Słucham? Nie. Naszego poradnika dla kobiet z zakresu lecznictwa domowego nie kupują mężczyźni. No, może czasem. Z myślą o tym, by wręczyć go przyszłej małżonce, gdy rozważają ożenek. Albo gdy kupują go żonie, by ta lepiej zajmowała się domem. Ale to tylko w tych sytuacjach.

Tak właśnie sobie wyobrażam słowa wydawcy podręcznika Kobieta lekarką domową z 1908 roku autorstwa dr. med. Anny Fischer-Dückelmann, czyli polskiej edycji Die Frau als Hausärztin z 1901 roku, gdy patrzę na niektóre z zawartych w nim fotografii, ilustracji i rysunków.

Nie daję tu upustu wąsatemu poczuciu humoru. Nie każda nagość kojarzy mi się z hehe, segzigiem. I nie przykładam (a przynajmniej tak mi się wydaje i taką mam nadzieję) do wiekowego wydawnictwa współczesnej perspektywy. Wiem też, że ów podręcznik ma blisko tysiąc stron, a materiałów graficznych tego rodzaju jest w nim stosunkowo niewiele.

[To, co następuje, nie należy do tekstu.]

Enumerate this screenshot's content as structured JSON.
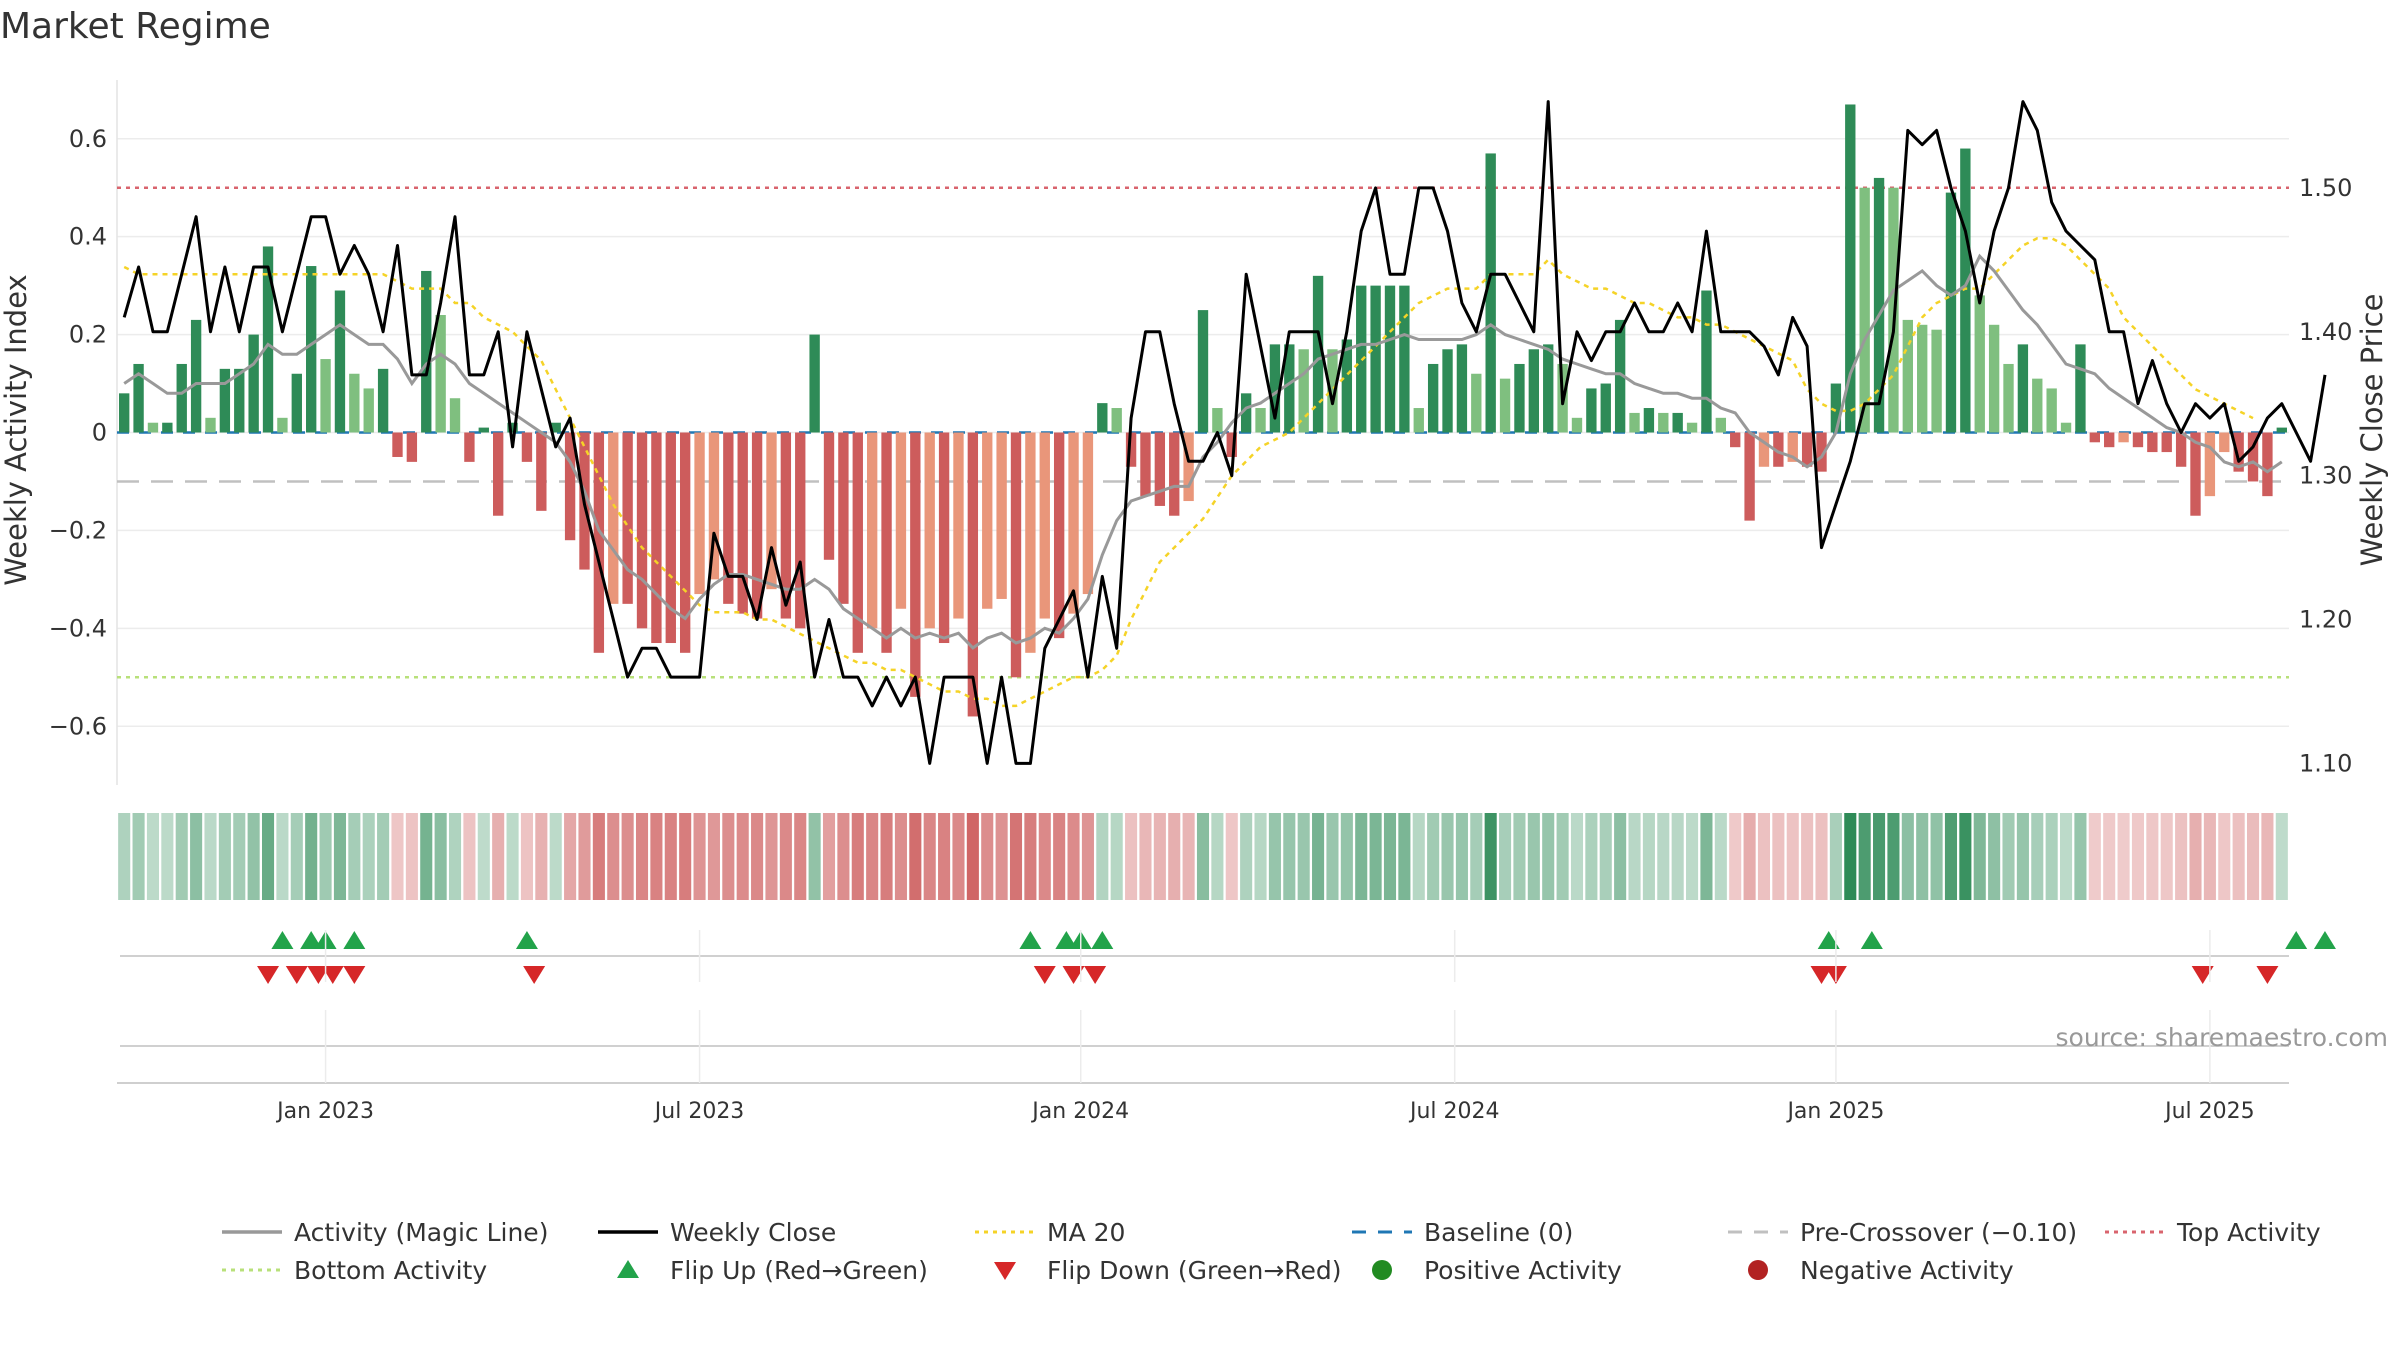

Ale wiem także, że w pierwszych dekadach XX wieku materiały, które miały, że się tak wyrażę, pobudzać odbiorców, często były prezentowane jako edukacyjne, a te, które faktycznie zostały pomyślane jako edukacyjne (np. z zakresu położnictwa czy przeciwdziałania chorobom wenerycznym), nierzadko zyskiwały dodatkową, pornograficzną, wartość na poziomie ich odbioru, co niektórzy wydawcy świadomie wykorzystywali do zwiększenia sprzedaży.

I tak się zastanawiam, czy w przypadku tego wydawnictwa nie było podobnie.

Wpis pojawił się na fanpejdżu 17 maja 2022 roku.